Page last updated at 12:57 GMT, Thursday, 18 December 2008

Bulgaria and Romania curbs stay

The government is concerned about the impact on the jobs market

Migrants from Bulgaria and Romania will continue to be barred from taking most unskilled jobs in the UK.

But 5,000 more workers from those countries will be admitted to carry out seasonal agricultural work.

Ministers have accepted in full the recommendation of the Migration Advisory Committee which said curbs introduced in 2007 should remain.

Committee chairman Professor David Metcalf said the aim was to protect British jobs in the downturn.

Migrants from Poland and the seven other Eastern European nations which joined the EU in 2004 will continue to be free to work in the UK.

Bulgarian and Romanians are free to enter the UK, as citizens of EU countries, and there are at least 67,000 people from the two countries living in Britain, according to the Labour Force Survey.

And skilled workers from the two countries are entitled to seek work permits but firms who employ unskilled workers face prosecution.

The restrictions will be reviewed again in 2009.

Rising unemployment

Professor Metcalf said: "In this time of economic downturn it was sensible to make recommendations which would avoid any negative impacts on the current UK workforce.

"That is why we chose to advise that the current restrictions should stay in place, with only a modest increase in the number of temporary workers in agriculture."

It is essential that only those we need can come here to work and that is why we have decided to continue restricting the work that Bulgarian and Romanians can do here
Phil Woolas
Immigration minister

There will be a limited expansion of the Seasonal Agricultural Workers Scheme (SAWS) from 16,500 to 21,250 in 2009.

This allows Bulgarian and Romanian immigrants to come to the UK to work in agriculture for up to six months to fill the gap in the labour market.

The quota for the Sector Based Scheme for food processing - which is restricted to Romanian and Bulgarian workers - will remain at 3,500.

'Prudent decision'

Immigration Minister Phil Woolas said: "It is essential that only those we need can come here to work and that is why we have decided to continue restricting the work that Bulgarian and Romanians can do here.

"This is a prudent decision that will ensure the UK continues to benefit from the positive economic contribution Bulgarian and Romanian workers make, while protecting British workers and making sure the numbers coming here are managed in the national interest.

"We have already suspended tier three of the points based system to stop low skilled migrants from outside the European Economic Area entering the UK."

Last year ministers cited pressures on public services as part of the reason why restrictions on the two new countries joining the EU in January 2007 were put in place.

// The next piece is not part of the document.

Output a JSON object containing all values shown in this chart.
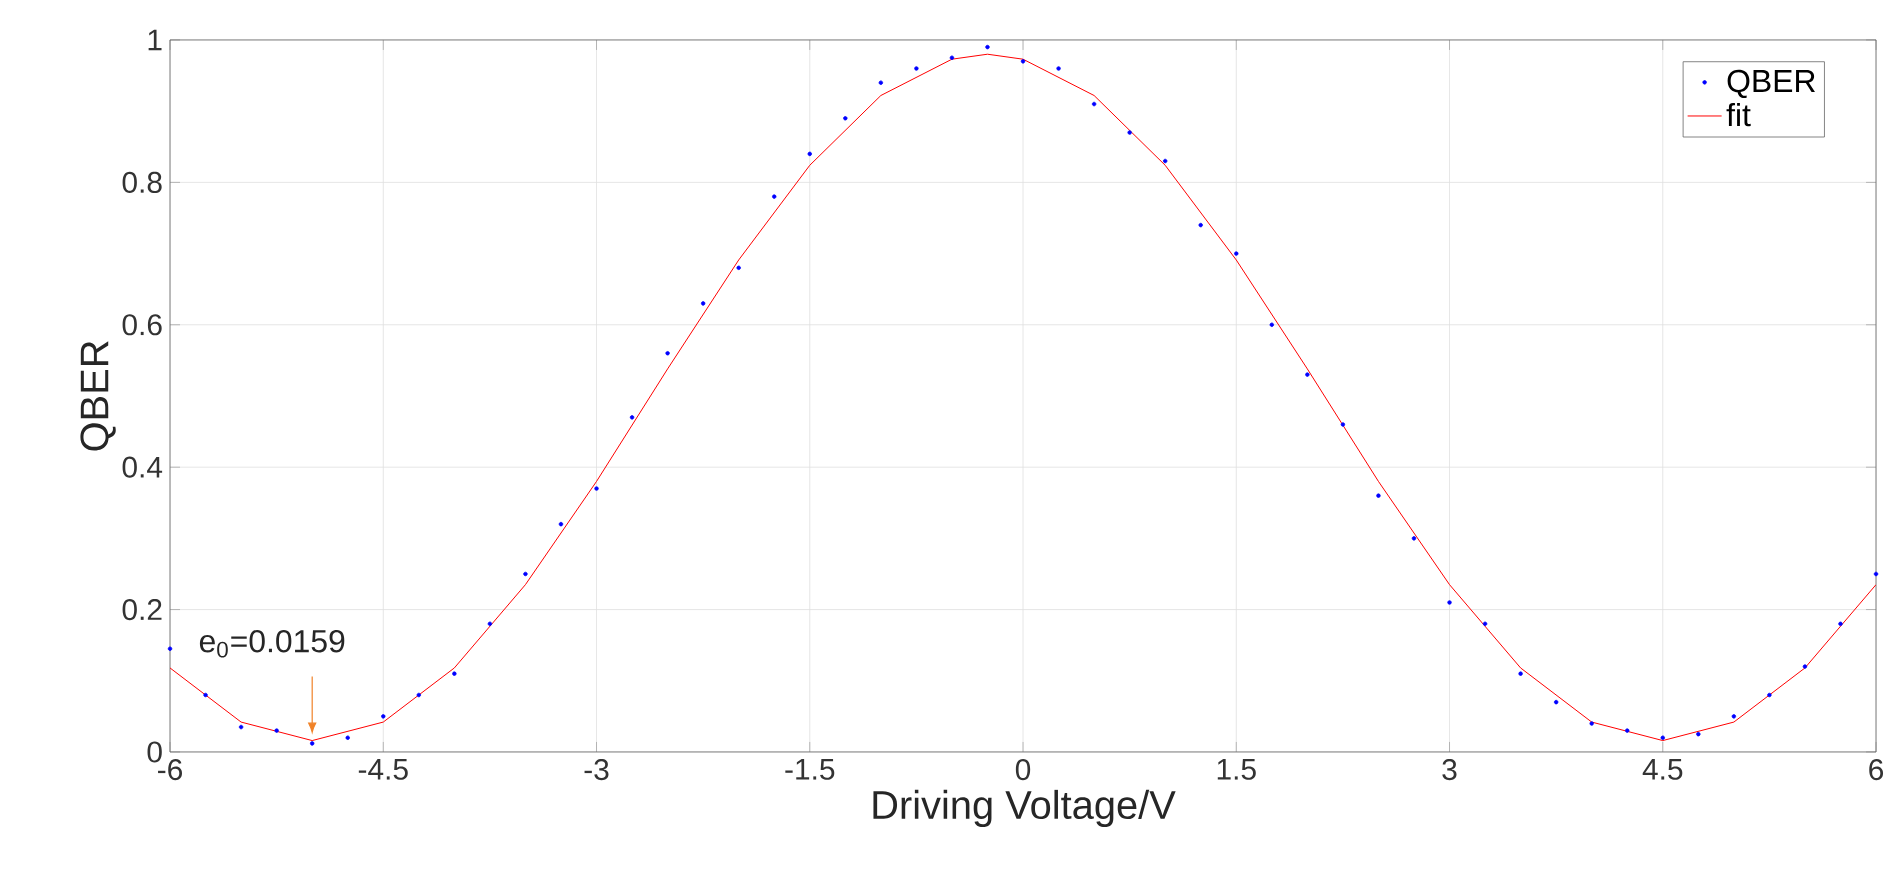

But rising unemployment, which on Wednesday hit 1.86 million, is the key factor influencing the committee's decision this year.

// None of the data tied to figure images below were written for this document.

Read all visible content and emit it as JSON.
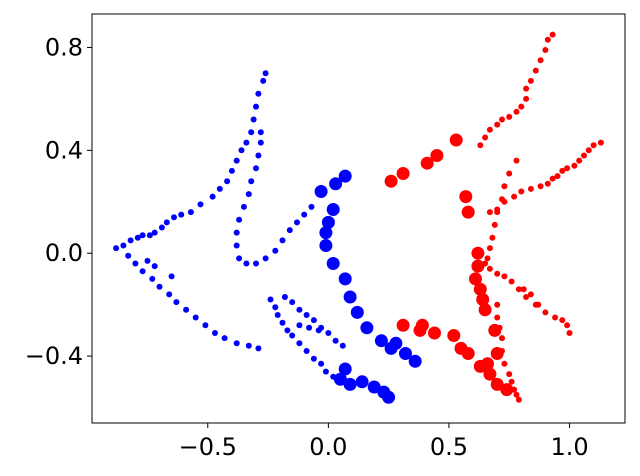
{
  "chart_data": {
    "type": "scatter",
    "title": "",
    "xlabel": "",
    "ylabel": "",
    "xlim": [
      -0.98,
      1.23
    ],
    "ylim": [
      -0.66,
      0.93
    ],
    "xticks": [
      -0.5,
      0.0,
      0.5,
      1.0
    ],
    "yticks": [
      -0.4,
      0.0,
      0.4,
      0.8
    ],
    "xtick_labels": [
      "−0.5",
      "0.0",
      "0.5",
      "1.0"
    ],
    "ytick_labels": [
      "−0.4",
      "0.0",
      "0.4",
      "0.8"
    ],
    "grid": false,
    "legend": "none",
    "series": [
      {
        "color": "#0000ff",
        "marker_size": "small",
        "points": [
          [
            -0.88,
            0.02
          ],
          [
            -0.85,
            0.03
          ],
          [
            -0.82,
            0.05
          ],
          [
            -0.79,
            0.06
          ],
          [
            -0.77,
            0.07
          ],
          [
            -0.74,
            0.07
          ],
          [
            -0.72,
            0.08
          ],
          [
            -0.69,
            0.1
          ],
          [
            -0.67,
            0.12
          ],
          [
            -0.64,
            0.14
          ],
          [
            -0.61,
            0.15
          ],
          [
            -0.57,
            0.16
          ],
          [
            -0.53,
            0.19
          ],
          [
            -0.48,
            0.22
          ],
          [
            -0.45,
            0.25
          ],
          [
            -0.42,
            0.28
          ],
          [
            -0.4,
            0.32
          ],
          [
            -0.38,
            0.36
          ],
          [
            -0.36,
            0.4
          ],
          [
            -0.34,
            0.43
          ],
          [
            -0.32,
            0.47
          ],
          [
            -0.31,
            0.52
          ],
          [
            -0.3,
            0.57
          ],
          [
            -0.29,
            0.62
          ],
          [
            -0.27,
            0.67
          ],
          [
            -0.26,
            0.7
          ],
          [
            -0.28,
            0.47
          ],
          [
            -0.28,
            0.43
          ],
          [
            -0.29,
            0.38
          ],
          [
            -0.3,
            0.33
          ],
          [
            -0.32,
            0.28
          ],
          [
            -0.33,
            0.23
          ],
          [
            -0.35,
            0.18
          ],
          [
            -0.37,
            0.13
          ],
          [
            -0.38,
            0.08
          ],
          [
            -0.38,
            0.03
          ],
          [
            -0.37,
            -0.02
          ],
          [
            -0.34,
            -0.04
          ],
          [
            -0.3,
            -0.04
          ],
          [
            -0.26,
            -0.02
          ],
          [
            -0.22,
            0.01
          ],
          [
            -0.19,
            0.05
          ],
          [
            -0.16,
            0.09
          ],
          [
            -0.13,
            0.12
          ],
          [
            -0.1,
            0.15
          ],
          [
            -0.07,
            0.18
          ],
          [
            -0.83,
            -0.01
          ],
          [
            -0.8,
            -0.04
          ],
          [
            -0.77,
            -0.07
          ],
          [
            -0.73,
            -0.1
          ],
          [
            -0.7,
            -0.13
          ],
          [
            -0.66,
            -0.16
          ],
          [
            -0.63,
            -0.19
          ],
          [
            -0.59,
            -0.22
          ],
          [
            -0.55,
            -0.25
          ],
          [
            -0.51,
            -0.28
          ],
          [
            -0.47,
            -0.31
          ],
          [
            -0.43,
            -0.33
          ],
          [
            -0.38,
            -0.35
          ],
          [
            -0.33,
            -0.36
          ],
          [
            -0.29,
            -0.37
          ],
          [
            -0.75,
            -0.03
          ],
          [
            -0.72,
            -0.05
          ],
          [
            -0.65,
            -0.09
          ],
          [
            -0.24,
            -0.18
          ],
          [
            -0.22,
            -0.21
          ],
          [
            -0.21,
            -0.24
          ],
          [
            -0.19,
            -0.27
          ],
          [
            -0.17,
            -0.3
          ],
          [
            -0.15,
            -0.32
          ],
          [
            -0.12,
            -0.35
          ],
          [
            -0.09,
            -0.38
          ],
          [
            -0.06,
            -0.41
          ],
          [
            -0.03,
            -0.43
          ],
          [
            -0.01,
            -0.46
          ],
          [
            0.02,
            -0.48
          ],
          [
            -0.18,
            -0.17
          ],
          [
            -0.15,
            -0.19
          ],
          [
            -0.12,
            -0.22
          ],
          [
            -0.09,
            -0.24
          ],
          [
            -0.06,
            -0.26
          ],
          [
            -0.03,
            -0.29
          ],
          [
            0.0,
            -0.31
          ],
          [
            0.03,
            -0.34
          ],
          [
            0.06,
            -0.36
          ],
          [
            -0.12,
            -0.28
          ],
          [
            -0.08,
            -0.29
          ],
          [
            -0.04,
            -0.3
          ]
        ]
      },
      {
        "color": "#0000ff",
        "marker_size": "large",
        "points": [
          [
            -0.03,
            0.24
          ],
          [
            0.03,
            0.27
          ],
          [
            0.07,
            0.3
          ],
          [
            0.02,
            0.17
          ],
          [
            0.0,
            0.12
          ],
          [
            -0.01,
            0.08
          ],
          [
            -0.01,
            0.03
          ],
          [
            0.02,
            -0.04
          ],
          [
            0.07,
            -0.1
          ],
          [
            0.09,
            -0.17
          ],
          [
            0.12,
            -0.23
          ],
          [
            0.16,
            -0.29
          ],
          [
            0.22,
            -0.34
          ],
          [
            0.26,
            -0.37
          ],
          [
            0.28,
            -0.35
          ],
          [
            0.32,
            -0.39
          ],
          [
            0.36,
            -0.42
          ],
          [
            0.07,
            -0.45
          ],
          [
            0.05,
            -0.49
          ],
          [
            0.09,
            -0.51
          ],
          [
            0.14,
            -0.5
          ],
          [
            0.19,
            -0.52
          ],
          [
            0.23,
            -0.54
          ],
          [
            0.25,
            -0.56
          ]
        ]
      },
      {
        "color": "#ff0000",
        "marker_size": "small",
        "points": [
          [
            0.93,
            0.85
          ],
          [
            0.91,
            0.83
          ],
          [
            0.9,
            0.79
          ],
          [
            0.88,
            0.75
          ],
          [
            0.86,
            0.71
          ],
          [
            0.84,
            0.67
          ],
          [
            0.82,
            0.64
          ],
          [
            0.82,
            0.6
          ],
          [
            0.8,
            0.57
          ],
          [
            0.78,
            0.55
          ],
          [
            0.75,
            0.53
          ],
          [
            0.72,
            0.52
          ],
          [
            0.7,
            0.5
          ],
          [
            0.67,
            0.48
          ],
          [
            0.65,
            0.45
          ],
          [
            0.63,
            0.42
          ],
          [
            1.13,
            0.43
          ],
          [
            1.1,
            0.42
          ],
          [
            1.08,
            0.4
          ],
          [
            1.06,
            0.38
          ],
          [
            1.04,
            0.36
          ],
          [
            1.02,
            0.34
          ],
          [
            0.99,
            0.33
          ],
          [
            0.97,
            0.32
          ],
          [
            0.95,
            0.3
          ],
          [
            0.93,
            0.29
          ],
          [
            0.91,
            0.27
          ],
          [
            0.88,
            0.26
          ],
          [
            0.84,
            0.25
          ],
          [
            0.8,
            0.24
          ],
          [
            0.77,
            0.22
          ],
          [
            0.73,
            0.2
          ],
          [
            0.7,
            0.17
          ],
          [
            0.67,
            0.16
          ],
          [
            0.78,
            0.36
          ],
          [
            0.75,
            0.31
          ],
          [
            0.73,
            0.26
          ],
          [
            0.72,
            0.21
          ],
          [
            0.7,
            0.16
          ],
          [
            0.69,
            0.11
          ],
          [
            0.68,
            0.06
          ],
          [
            0.67,
            0.02
          ],
          [
            0.66,
            -0.02
          ],
          [
            0.65,
            -0.04
          ],
          [
            0.67,
            -0.06
          ],
          [
            0.7,
            -0.08
          ],
          [
            0.73,
            -0.09
          ],
          [
            0.76,
            -0.11
          ],
          [
            0.79,
            -0.14
          ],
          [
            0.82,
            -0.17
          ],
          [
            0.86,
            -0.2
          ],
          [
            0.9,
            -0.23
          ],
          [
            0.94,
            -0.25
          ],
          [
            0.97,
            -0.26
          ],
          [
            0.99,
            -0.28
          ],
          [
            1.0,
            -0.31
          ],
          [
            0.7,
            -0.2
          ],
          [
            0.7,
            -0.25
          ],
          [
            0.71,
            -0.29
          ],
          [
            0.72,
            -0.33
          ],
          [
            0.72,
            -0.38
          ],
          [
            0.73,
            -0.43
          ],
          [
            0.75,
            -0.47
          ],
          [
            0.76,
            -0.5
          ],
          [
            0.77,
            -0.53
          ],
          [
            0.78,
            -0.55
          ],
          [
            0.79,
            -0.57
          ],
          [
            0.81,
            -0.14
          ],
          [
            0.84,
            -0.16
          ],
          [
            0.87,
            -0.2
          ]
        ]
      },
      {
        "color": "#ff0000",
        "marker_size": "large",
        "points": [
          [
            0.26,
            0.28
          ],
          [
            0.31,
            0.31
          ],
          [
            0.41,
            0.35
          ],
          [
            0.45,
            0.38
          ],
          [
            0.53,
            0.44
          ],
          [
            0.57,
            0.22
          ],
          [
            0.58,
            0.16
          ],
          [
            0.62,
            0.0
          ],
          [
            0.62,
            -0.05
          ],
          [
            0.61,
            -0.1
          ],
          [
            0.63,
            -0.14
          ],
          [
            0.64,
            -0.18
          ],
          [
            0.65,
            -0.22
          ],
          [
            0.69,
            -0.3
          ],
          [
            0.7,
            -0.39
          ],
          [
            0.66,
            -0.43
          ],
          [
            0.63,
            -0.44
          ],
          [
            0.58,
            -0.39
          ],
          [
            0.55,
            -0.37
          ],
          [
            0.52,
            -0.32
          ],
          [
            0.44,
            -0.31
          ],
          [
            0.38,
            -0.3
          ],
          [
            0.31,
            -0.28
          ],
          [
            0.39,
            -0.28
          ],
          [
            0.67,
            -0.47
          ],
          [
            0.7,
            -0.51
          ],
          [
            0.74,
            -0.53
          ]
        ]
      }
    ]
  }
}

Job centre vacancies in the year to September were down 28% in England and 32% in Scotland, the committee said, while unemployment in Bulgaria and Romania, although high by EU standards, is falling and there even are labour shortages in some industries.

'Compelling evidence'

The government's decision was welcomed by the National Farmers Union, whose members rely on migrant labour to harvest seasonal crops.

NFU horticulture board chairman Richard Hirst said: "We welcome the announcement by the Home Office that there will be an increase in the number of SAWS permits.

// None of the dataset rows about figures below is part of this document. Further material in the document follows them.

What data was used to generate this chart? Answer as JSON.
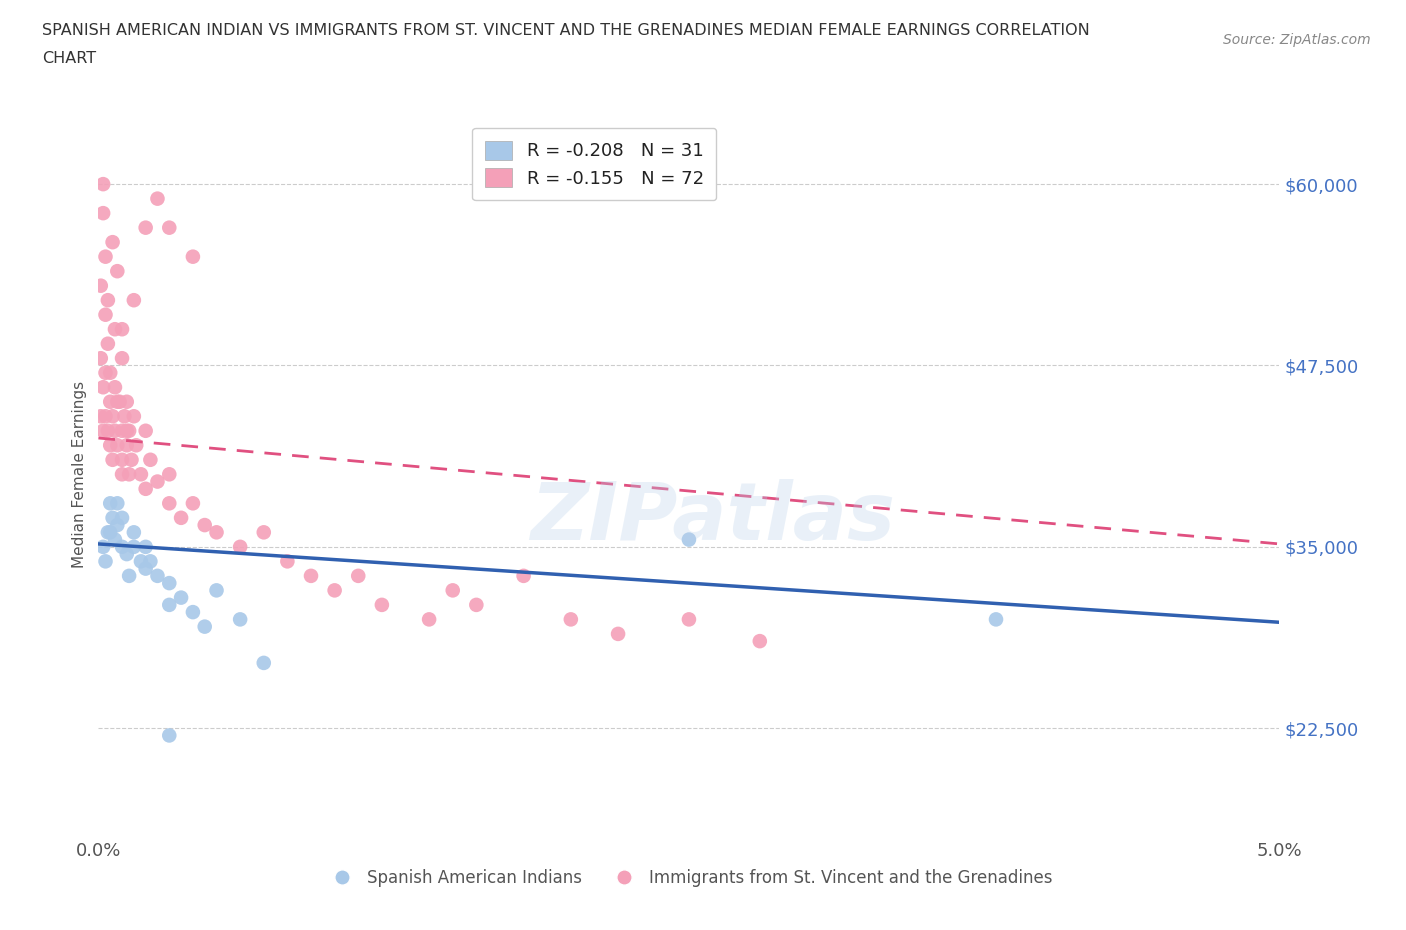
{
  "title_line1": "SPANISH AMERICAN INDIAN VS IMMIGRANTS FROM ST. VINCENT AND THE GRENADINES MEDIAN FEMALE EARNINGS CORRELATION",
  "title_line2": "CHART",
  "source_text": "Source: ZipAtlas.com",
  "ylabel": "Median Female Earnings",
  "xlim": [
    0.0,
    0.05
  ],
  "ylim": [
    15000,
    65000
  ],
  "yticks": [
    22500,
    35000,
    47500,
    60000
  ],
  "ytick_labels": [
    "$22,500",
    "$35,000",
    "$47,500",
    "$60,000"
  ],
  "xticks": [
    0.0,
    0.01,
    0.02,
    0.03,
    0.04,
    0.05
  ],
  "xtick_labels": [
    "0.0%",
    "",
    "",
    "",
    "",
    "5.0%"
  ],
  "watermark": "ZIPatlas",
  "legend_r_blue": "-0.208",
  "legend_n_blue": "31",
  "legend_r_pink": "-0.155",
  "legend_n_pink": "72",
  "blue_color": "#a8c8e8",
  "pink_color": "#f4a0b8",
  "blue_line_color": "#3060b0",
  "pink_line_color": "#e05080",
  "grid_color": "#cccccc",
  "ytick_color": "#4472c4",
  "legend_label_blue": "Spanish American Indians",
  "legend_label_pink": "Immigrants from St. Vincent and the Grenadines",
  "blue_x": [
    0.0002,
    0.0003,
    0.0004,
    0.0005,
    0.0005,
    0.0006,
    0.0007,
    0.0008,
    0.0008,
    0.001,
    0.001,
    0.0012,
    0.0013,
    0.0015,
    0.0015,
    0.0018,
    0.002,
    0.002,
    0.0022,
    0.0025,
    0.003,
    0.003,
    0.0035,
    0.004,
    0.0045,
    0.005,
    0.006,
    0.007,
    0.025,
    0.038,
    0.003
  ],
  "blue_y": [
    35000,
    34000,
    36000,
    38000,
    36000,
    37000,
    35500,
    38000,
    36500,
    37000,
    35000,
    34500,
    33000,
    36000,
    35000,
    34000,
    35000,
    33500,
    34000,
    33000,
    32500,
    31000,
    31500,
    30500,
    29500,
    32000,
    30000,
    27000,
    35500,
    30000,
    22000
  ],
  "pink_x": [
    0.0001,
    0.0002,
    0.0002,
    0.0003,
    0.0003,
    0.0004,
    0.0005,
    0.0005,
    0.0006,
    0.0006,
    0.0007,
    0.0007,
    0.0008,
    0.0009,
    0.001,
    0.001,
    0.001,
    0.0011,
    0.0012,
    0.0012,
    0.0013,
    0.0013,
    0.0014,
    0.0015,
    0.0016,
    0.0018,
    0.002,
    0.002,
    0.0022,
    0.0025,
    0.003,
    0.003,
    0.0035,
    0.004,
    0.0045,
    0.005,
    0.006,
    0.007,
    0.008,
    0.009,
    0.01,
    0.011,
    0.012,
    0.014,
    0.015,
    0.016,
    0.018,
    0.02,
    0.022,
    0.025,
    0.028,
    0.004,
    0.003,
    0.0025,
    0.002,
    0.0015,
    0.001,
    0.0008,
    0.0006,
    0.0004,
    0.0003,
    0.0002,
    0.0001,
    0.0001,
    0.0002,
    0.0003,
    0.0004,
    0.0005,
    0.0007,
    0.0008,
    0.001,
    0.0012
  ],
  "pink_y": [
    44000,
    43000,
    46000,
    44000,
    47000,
    43000,
    45000,
    42000,
    44000,
    41000,
    43000,
    46000,
    42000,
    45000,
    40000,
    43000,
    41000,
    44000,
    42000,
    45000,
    40000,
    43000,
    41000,
    44000,
    42000,
    40000,
    43000,
    39000,
    41000,
    39500,
    38000,
    40000,
    37000,
    38000,
    36500,
    36000,
    35000,
    36000,
    34000,
    33000,
    32000,
    33000,
    31000,
    30000,
    32000,
    31000,
    33000,
    30000,
    29000,
    30000,
    28500,
    55000,
    57000,
    59000,
    57000,
    52000,
    50000,
    54000,
    56000,
    49000,
    51000,
    58000,
    53000,
    48000,
    60000,
    55000,
    52000,
    47000,
    50000,
    45000,
    48000,
    43000
  ]
}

"The decision reflects the compelling evidence put by the industry that there is insufficient seasonal labour to pick and harvest crops."

The announcement was also welcomed by a cross-party group on balanced immigration, which said it would have been "foolish" to ease restrictions at a time of rising unemployment.

In a joint statement, the group's co-chairmen, Labour MP Frank Field and Conservative MP Nicholas Soames, said: "Now the government needs to act to tighten up other immigration controls, so that foreign workers cannot come here "on spec" to look for work, and also to ensure that all jobs are advertised in the UK first - and cannot be given straight to foreign workers."